The ousting of Ben Ali and his regime is a first step in a long process intended to bring about the birth of a real modern state where the rule of law is foundational and citizens are accorded their rights fully. Furthermore, the transition away from authoritarian rule is not a function of one election or vote but about building democratic state institutions that can protect and nurture a vibrant civil society that can resist the ever-present tendency for dictatorship. Tunisia’s state project is a work in progress and having numerous challenges at hand with the constant risk of sliding back into a despotic form of government. As it stands today, Essebsi is really starting to use the same type of language and approach that created the despotic regime in Tunisia in the first place.

By problematizing and otherizing the democratically inclined Islamists Essebsi is opting to ride the wave of Islamophobia and monetize it into votes at the ballot box. In this way, the elections are focused on the supposed threat of the Islamists rather than offering an agenda on how the economic and political issues will be solved. The corrupted elite around Essebsi will offer neoliberal economics, foreign investments, further privatization and possible loans or investment from the Gulf States. In the short run, the effort might generate some hopeful signs in the short run because of the infusion of liquidity but the economic and political approach will be disastrous once again. Let’s be clear the problems are structural and no infusion from the Gulf, France or the European Union will solve the problem and the elite is not interested in making the needed changes.

In economic terms, Tunisia is facing a monumental challenge with unemployment hovering around 30%, inflation is skyrocketing, collapsed infrastructure and an elite that stashed billions outside the country. Polling data indicate that 88% of the population describe the country’s economy as being bad while 51% say they are worse off as a result of the post-revolutionary instability and economic stagnation.

Adding to this economic and political mix a pernicious insurgency fueled by external support from the Gulf States that opted to frustrate and roll back any and all inspired movements for change in the region. For sure, the complexity of the internal situation is furthered by the intervention of regional and global actors wanting a ‘new’ order that is more inline with their own economic and political plans than anything independent or unique in Tunisia and other Arab Spring countries.

The Gulf States strategy includes funneling money into elections, supporting violent groups and calling for even more draconian approaches to Islam with the intent of scaring the populace back into submission and accepting the ancient despotic guards. Clearly this is evidenced in Egypt, Libya and Syria while for sure Tunisia had had its own share and the current political climate is influenced by it.

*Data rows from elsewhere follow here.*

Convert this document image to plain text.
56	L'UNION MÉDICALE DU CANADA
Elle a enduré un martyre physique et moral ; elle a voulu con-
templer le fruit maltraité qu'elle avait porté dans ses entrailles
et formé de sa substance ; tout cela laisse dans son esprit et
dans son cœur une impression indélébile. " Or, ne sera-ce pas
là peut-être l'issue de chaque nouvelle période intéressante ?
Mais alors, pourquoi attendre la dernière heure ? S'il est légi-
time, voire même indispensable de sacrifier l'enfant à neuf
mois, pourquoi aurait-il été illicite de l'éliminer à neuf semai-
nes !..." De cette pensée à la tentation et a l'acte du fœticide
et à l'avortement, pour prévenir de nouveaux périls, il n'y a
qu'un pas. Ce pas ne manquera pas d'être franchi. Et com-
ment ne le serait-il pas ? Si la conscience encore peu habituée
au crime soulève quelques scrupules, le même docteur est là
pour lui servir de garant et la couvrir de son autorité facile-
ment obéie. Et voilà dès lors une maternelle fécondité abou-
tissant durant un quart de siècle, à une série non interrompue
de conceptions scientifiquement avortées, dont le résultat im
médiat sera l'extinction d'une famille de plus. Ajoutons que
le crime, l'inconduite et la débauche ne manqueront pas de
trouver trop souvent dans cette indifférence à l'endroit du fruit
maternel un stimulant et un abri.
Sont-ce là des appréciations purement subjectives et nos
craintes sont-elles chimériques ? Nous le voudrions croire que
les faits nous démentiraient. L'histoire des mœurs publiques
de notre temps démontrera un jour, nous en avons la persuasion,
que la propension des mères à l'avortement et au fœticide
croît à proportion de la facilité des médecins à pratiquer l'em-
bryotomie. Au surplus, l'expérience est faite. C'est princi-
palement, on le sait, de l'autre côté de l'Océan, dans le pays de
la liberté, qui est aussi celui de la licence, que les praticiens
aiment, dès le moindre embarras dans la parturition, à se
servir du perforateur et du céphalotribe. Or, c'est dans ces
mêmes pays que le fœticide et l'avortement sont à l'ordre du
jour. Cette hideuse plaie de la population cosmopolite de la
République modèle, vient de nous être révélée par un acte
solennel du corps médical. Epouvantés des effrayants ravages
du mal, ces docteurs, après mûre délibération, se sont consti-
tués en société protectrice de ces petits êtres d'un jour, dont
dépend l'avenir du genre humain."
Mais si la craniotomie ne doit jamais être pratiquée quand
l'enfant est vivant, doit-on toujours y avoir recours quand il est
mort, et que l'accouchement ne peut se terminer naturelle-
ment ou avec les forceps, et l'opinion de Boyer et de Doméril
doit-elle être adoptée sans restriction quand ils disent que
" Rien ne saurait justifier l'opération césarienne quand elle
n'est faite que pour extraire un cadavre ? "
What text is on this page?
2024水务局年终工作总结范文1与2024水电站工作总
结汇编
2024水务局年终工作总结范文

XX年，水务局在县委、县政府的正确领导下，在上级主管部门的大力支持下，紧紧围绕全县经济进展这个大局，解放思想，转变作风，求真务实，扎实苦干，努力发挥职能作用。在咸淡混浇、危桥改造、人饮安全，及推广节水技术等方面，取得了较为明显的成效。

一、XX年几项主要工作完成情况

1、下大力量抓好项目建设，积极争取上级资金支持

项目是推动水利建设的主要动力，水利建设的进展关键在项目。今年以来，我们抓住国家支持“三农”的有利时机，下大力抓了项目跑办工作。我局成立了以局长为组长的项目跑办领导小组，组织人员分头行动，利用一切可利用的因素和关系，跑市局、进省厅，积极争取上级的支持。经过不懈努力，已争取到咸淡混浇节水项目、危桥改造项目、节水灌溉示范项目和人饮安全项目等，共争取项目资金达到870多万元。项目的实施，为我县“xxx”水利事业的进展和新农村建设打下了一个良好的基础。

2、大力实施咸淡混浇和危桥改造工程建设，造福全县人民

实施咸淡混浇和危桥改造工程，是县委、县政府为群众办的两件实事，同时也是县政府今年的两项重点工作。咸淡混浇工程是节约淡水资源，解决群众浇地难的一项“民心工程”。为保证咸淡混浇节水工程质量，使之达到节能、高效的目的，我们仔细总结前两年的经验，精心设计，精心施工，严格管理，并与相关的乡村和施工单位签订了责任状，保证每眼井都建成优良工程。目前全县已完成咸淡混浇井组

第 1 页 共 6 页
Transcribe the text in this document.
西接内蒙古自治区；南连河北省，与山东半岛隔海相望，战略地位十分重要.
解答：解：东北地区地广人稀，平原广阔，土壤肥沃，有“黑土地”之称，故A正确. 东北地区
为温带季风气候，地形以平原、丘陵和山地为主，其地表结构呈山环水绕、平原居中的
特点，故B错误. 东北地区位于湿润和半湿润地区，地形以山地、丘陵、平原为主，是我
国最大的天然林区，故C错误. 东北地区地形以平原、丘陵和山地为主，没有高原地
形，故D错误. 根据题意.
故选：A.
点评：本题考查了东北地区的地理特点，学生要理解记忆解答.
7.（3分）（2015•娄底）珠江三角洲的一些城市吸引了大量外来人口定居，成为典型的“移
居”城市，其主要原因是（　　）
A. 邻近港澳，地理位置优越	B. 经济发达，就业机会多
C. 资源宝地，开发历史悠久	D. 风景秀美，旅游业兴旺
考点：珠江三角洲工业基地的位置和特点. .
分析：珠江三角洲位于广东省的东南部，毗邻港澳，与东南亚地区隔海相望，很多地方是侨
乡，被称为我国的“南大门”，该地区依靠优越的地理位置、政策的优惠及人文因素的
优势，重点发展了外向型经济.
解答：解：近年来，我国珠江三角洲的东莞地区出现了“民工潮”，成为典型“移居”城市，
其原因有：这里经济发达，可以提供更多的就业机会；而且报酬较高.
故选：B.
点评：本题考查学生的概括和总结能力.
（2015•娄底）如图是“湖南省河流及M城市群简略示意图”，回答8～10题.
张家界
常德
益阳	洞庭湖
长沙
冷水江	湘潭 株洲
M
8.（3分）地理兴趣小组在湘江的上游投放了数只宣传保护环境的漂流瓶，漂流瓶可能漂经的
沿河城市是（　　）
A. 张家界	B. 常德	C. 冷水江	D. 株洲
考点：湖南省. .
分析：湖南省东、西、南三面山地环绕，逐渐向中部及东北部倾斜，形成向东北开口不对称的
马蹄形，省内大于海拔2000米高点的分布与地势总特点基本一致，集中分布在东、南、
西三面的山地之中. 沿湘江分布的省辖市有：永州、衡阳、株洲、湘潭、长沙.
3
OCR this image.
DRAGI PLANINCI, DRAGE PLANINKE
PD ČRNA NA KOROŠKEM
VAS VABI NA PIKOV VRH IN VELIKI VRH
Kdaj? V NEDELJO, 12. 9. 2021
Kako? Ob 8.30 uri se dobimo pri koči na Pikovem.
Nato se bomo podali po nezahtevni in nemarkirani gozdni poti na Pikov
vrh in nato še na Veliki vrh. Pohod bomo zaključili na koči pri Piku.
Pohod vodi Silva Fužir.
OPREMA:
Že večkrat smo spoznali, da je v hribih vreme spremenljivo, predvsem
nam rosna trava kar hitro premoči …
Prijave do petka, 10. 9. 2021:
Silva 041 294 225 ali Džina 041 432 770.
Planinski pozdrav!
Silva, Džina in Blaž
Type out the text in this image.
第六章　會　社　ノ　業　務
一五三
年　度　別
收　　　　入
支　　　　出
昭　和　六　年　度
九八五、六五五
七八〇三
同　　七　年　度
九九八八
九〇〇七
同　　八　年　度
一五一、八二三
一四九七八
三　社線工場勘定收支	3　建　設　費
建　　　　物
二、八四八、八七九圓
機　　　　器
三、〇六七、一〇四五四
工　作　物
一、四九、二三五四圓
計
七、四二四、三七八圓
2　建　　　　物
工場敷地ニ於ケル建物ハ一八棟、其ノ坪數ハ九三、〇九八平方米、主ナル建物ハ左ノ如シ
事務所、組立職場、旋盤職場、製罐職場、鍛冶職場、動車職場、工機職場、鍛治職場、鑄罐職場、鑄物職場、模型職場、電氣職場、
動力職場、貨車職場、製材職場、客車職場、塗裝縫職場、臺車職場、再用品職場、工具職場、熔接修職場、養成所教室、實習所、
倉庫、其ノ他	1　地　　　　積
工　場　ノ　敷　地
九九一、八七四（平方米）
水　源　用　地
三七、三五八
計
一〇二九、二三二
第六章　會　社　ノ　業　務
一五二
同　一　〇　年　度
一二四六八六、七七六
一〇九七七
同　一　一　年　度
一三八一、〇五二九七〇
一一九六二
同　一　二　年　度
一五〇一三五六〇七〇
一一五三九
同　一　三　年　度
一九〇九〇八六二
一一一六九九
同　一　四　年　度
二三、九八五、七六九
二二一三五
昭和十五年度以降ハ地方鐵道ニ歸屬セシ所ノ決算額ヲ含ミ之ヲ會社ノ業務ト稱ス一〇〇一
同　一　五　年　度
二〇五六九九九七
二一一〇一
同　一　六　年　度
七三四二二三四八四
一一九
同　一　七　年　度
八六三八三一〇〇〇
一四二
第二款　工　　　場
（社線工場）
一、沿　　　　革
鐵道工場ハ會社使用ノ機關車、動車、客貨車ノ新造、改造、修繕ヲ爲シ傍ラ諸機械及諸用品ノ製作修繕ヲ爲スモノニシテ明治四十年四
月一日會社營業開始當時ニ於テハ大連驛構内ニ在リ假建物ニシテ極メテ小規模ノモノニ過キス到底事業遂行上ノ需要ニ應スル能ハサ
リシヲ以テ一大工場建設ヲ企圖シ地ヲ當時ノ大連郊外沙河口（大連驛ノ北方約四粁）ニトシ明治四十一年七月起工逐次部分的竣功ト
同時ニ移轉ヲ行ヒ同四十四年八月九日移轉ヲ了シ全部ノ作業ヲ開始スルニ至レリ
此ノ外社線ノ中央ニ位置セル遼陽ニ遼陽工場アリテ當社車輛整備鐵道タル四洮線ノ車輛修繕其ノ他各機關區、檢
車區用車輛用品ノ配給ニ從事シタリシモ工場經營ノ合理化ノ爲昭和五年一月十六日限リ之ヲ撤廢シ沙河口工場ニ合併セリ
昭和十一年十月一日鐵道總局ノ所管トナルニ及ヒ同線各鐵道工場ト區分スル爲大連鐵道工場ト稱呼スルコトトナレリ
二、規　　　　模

Parliamentary and current presidential elections are being marketed as a fight between the secular minded Essebsi and Islamist supported Marzouki. However, a more accurate assessment would be to think of the population being forced into a binary so as to keep it away from asking more critical questions about the background and the real ability of the old despotic but new ‘democratic’ leadership. How would the old guard fix what they themselves broke, stole and bankrupted at least for the past 30 years! Using the Islamists as the boogeyman is an easy and well-tested strategy and has been deployed successfully in Europe and today it is in vogue in Tunisia. Islamophobia is monetized into votes at the ballot box in Tunisia and the results will lead to further demonization of Muslims at home and abroad.